27. Saella Mordigan

80 13 16
                                    

Gisteravond had ik het zo ongelofelijk koud, er waren rillingen tot diep in mijn botten, maar de kou is nu verdwenen. Mijn lichaam doet minder pijn dan ik heb verwacht, de pijn is dof en diep in mijn lichaam.

Desalniettemin voel ik me verschrikkelijk en ik kan mijn vinger niet op de oorzaak leggen. Mijn hoofd steekt me alsof er iemand herhaaldelijk met een dolk in en uit mijn schedel steekt, mijn zij klopt alsof de schaduweter een eigen leven heeft gekregen. 

'We moeten haar wakker maken.' De stem zorgt ervoor dat ik mijn ogen open. Hebben ze het over mij? Ik verwacht mensen om me heen te zien, maar ik zie alleen de witte stof van een blouse voor me. Mijn wang is platgedrukt in deze houding en mijn hand ligt op iets warms wat langzaam op en neer gaat.

'Saella.' Vau's stem is dichtbij en ik hef mijn hoofd een beetje suf op. Een pluk haar zit in mijn mond, maar ik maak geen aanstalten om het eruit te vegen. Zijn gezicht is recht voor mij en mijn ogen worden wijder. Ik lig half op hem en hij heeft zijn armen om me heen. Onze benen zijn verstrengeld.

Ik ben vergeten dat ik me gisteren aan hem heb vastgeklampt. Mijn wangen worden warm en ik laat mijn hoofd weer zakken in de hoop dat hij mijn blosjes niet kan zien. Gisteren heb ik me als een klein kind gedragen en dit maakt het niet beter.

'Niet weer gaan slapen, we moeten gaan.' Vau knijpt in mijn wang. Ik duw zijn hand van me weg en rol van hem af. Viola en Carl staan over ons heen gebogen, ze hebben allebei een grote grijns die mijn wangen nog roder maken en ik verberg mijn gezicht in het deken.

'Geef me een minuut om me klaar te maken!' Ik sla de dekens van me af en stomp weg naar mijn spullen, mijn gezicht naar de grond gericht in de hoop dat niemand mijn rode wangen kan zien.

Ik negeer het zachte gegrinnik achter me en trek mijn zwarte cape snel over mijn hoofd heen. Mijn lichaam begint zwaar aan te voelen en een misselijkheid komt tegen me aan als een galopperend paard. Met mijn hand in mijn zij klem ik mijn kaken op elkaar, ik leun voorover en hoop dat de misselijkheid snel voorbij is.
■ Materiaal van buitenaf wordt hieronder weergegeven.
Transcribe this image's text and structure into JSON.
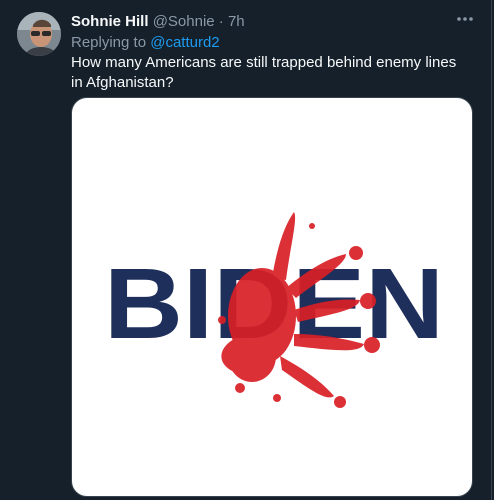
{
  "tweet": {
    "author_name": "Sohnie Hill",
    "author_handle": "@Sohnie",
    "separator": "·",
    "time": "7h",
    "replying_prefix": "Replying to ",
    "replying_to": "@catturd2",
    "text": "How many Americans are still trapped behind enemy lines in Afghanistan?"
  },
  "media": {
    "logo_text": "BIDEN",
    "logo_color": "#1f2f5c",
    "handprint_color": "#d91f26"
  },
  "icons": {
    "more": "more-horizontal-icon"
  },
  "colors": {
    "background": "#15202b",
    "link": "#1d9bf0",
    "secondary_text": "#8b98a5"
  }
}
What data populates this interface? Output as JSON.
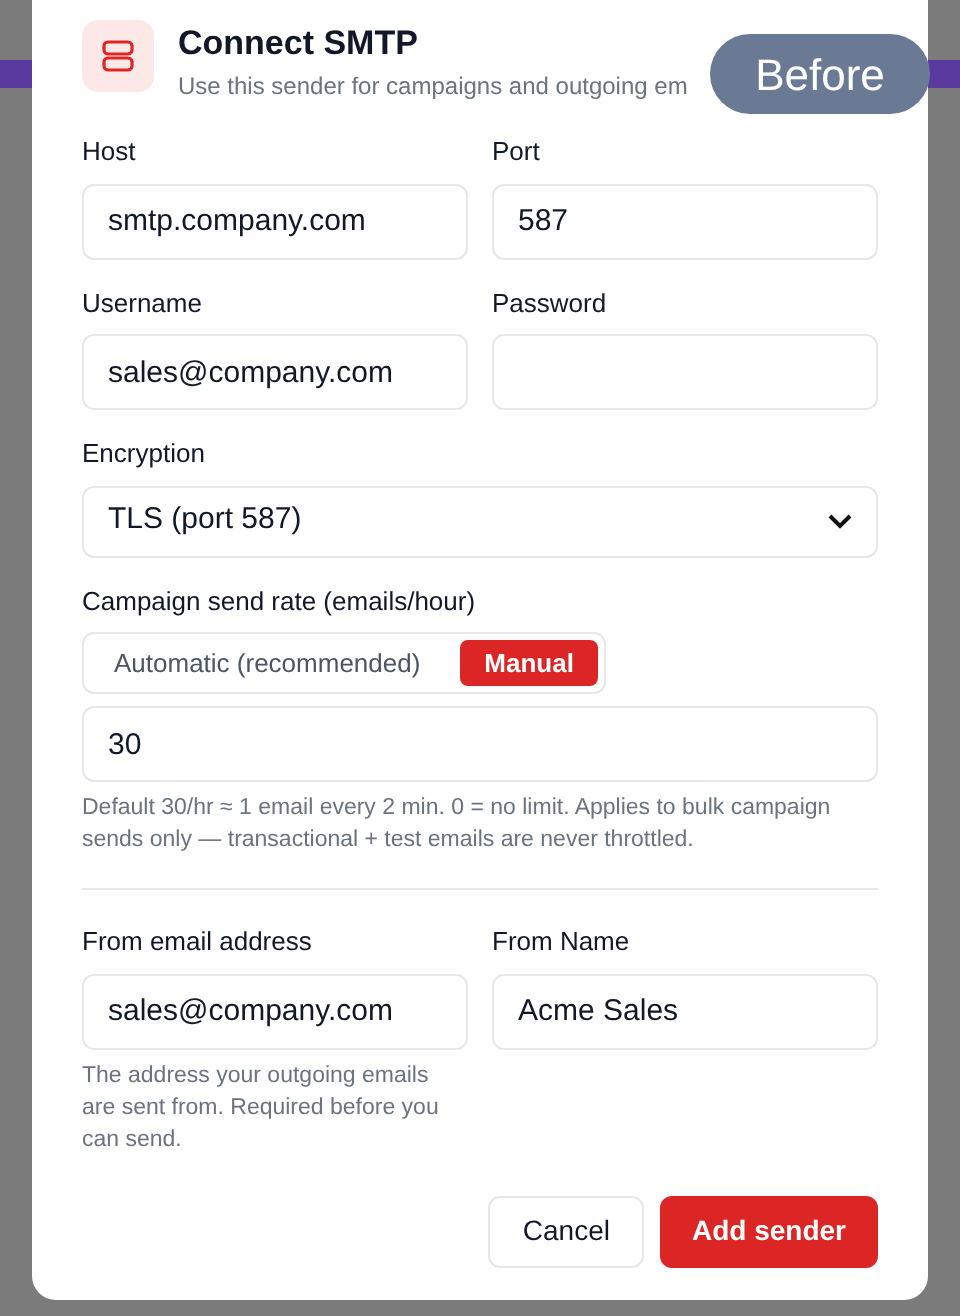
{
  "dialog": {
    "title": "Connect SMTP",
    "subtitle": "Use this sender for campaigns and outgoing em"
  },
  "overlay_badge": "Before",
  "host": {
    "label": "Host",
    "value": "smtp.company.com"
  },
  "port": {
    "label": "Port",
    "value": "587"
  },
  "username": {
    "label": "Username",
    "value": "sales@company.com"
  },
  "password": {
    "label": "Password"
  },
  "encryption": {
    "label": "Encryption",
    "value": "TLS (port 587)"
  },
  "send_rate": {
    "label": "Campaign send rate (emails/hour)",
    "modes": [
      {
        "label": "Automatic (recommended)",
        "selected": false
      },
      {
        "label": "Manual",
        "selected": true
      }
    ],
    "value": "30",
    "help": "Default 30/hr ≈ 1 email every 2 min. 0 = no limit. Applies to bulk campaign sends only — transactional + test emails are never throttled."
  },
  "from_email": {
    "label": "From email address",
    "value": "sales@company.com",
    "help": "The address your outgoing emails are sent from. Required before you can send."
  },
  "from_name": {
    "label": "From Name",
    "value": "Acme Sales"
  },
  "buttons": [
    {
      "label": "Cancel",
      "kind": "secondary"
    },
    {
      "label": "Add sender",
      "kind": "primary"
    }
  ]
}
'We moeten gaan,' roept Carl nog een keer en ik kom snel overeind, de misselijkheid kruipt omhoog daardoor, maar ik negeer het gevoel. Ik moet ze niet vertragen, zolang ik nog kan lopen, kan ik de pijn vergeten. Ik slinger mijn buidel op mijn rug en wil naar ze toe rennen, maar mijn lichaam werkt niet mee. Mijn botten lijken te kraken en ik zuig een teug adem naar binnen. Het lijkt alsof er loden schoenen aan mijn voeten zitten.

De rest is al begonnen aan het lopen en ik volg Viola. Elke stap gaat geforceerd, mijn gewrichten lijken roestig, is dit hoe oude mensen zich voelen?

Vau kijkt over zijn schouder naar me en ik zet een glimlach alle andere emoties onderdrukkend. Met mijn hand haak ik wat plukken haar achter mijn oor, maar mijn aanraking voelt aan als die van een vreemde. Vau fronst dan, zijn pas wordt langzamer tot hij naast me loopt.

'Hé, gaat het wel?' Zijn haar zit nog steeds warrig, hij houdt zijn hoofd schuin en kijkt me bezorgd aan. Ik knik naar hem en probeer hem gerust te stellen met een bredere glimlach. Het voelt geforceerd op mijn gezicht, maar ik hoop dat hij het laat zitten. 'Zo'n lach werkt niet op me.' Ik zucht en laat mijn geforceerde lach vallen, ik kan Vau niet voor de gek houden op deze manier.

'Ik voel me niet zo goed.' Vau's ogen tonen medelijden en ik voel irritatie bij me opborrelen, ik wil zijn medelijden niet. Mijn handen friemelen aan de onderkant van mijn cape. Vau buigt naar me toe, zijn staf zit in zijn hand.

'Hielp het gisteravond toen ik je vasthield?' vraagt hij dan. Hij draagt een speelse grijns op zijn gezicht. Mijn wangen beginnen te branden en ik kijk hem verward aan. Meent hij dit of plaagt hij me nu?

De herinneringen van gisteravond racen weer door mijn hoofd heen en ik leg mijn gezicht in mijn handen. Vau schiet in een lichte lach, het wordt meteen meegedragen met de wind en klinkt als muziek in mijn oren.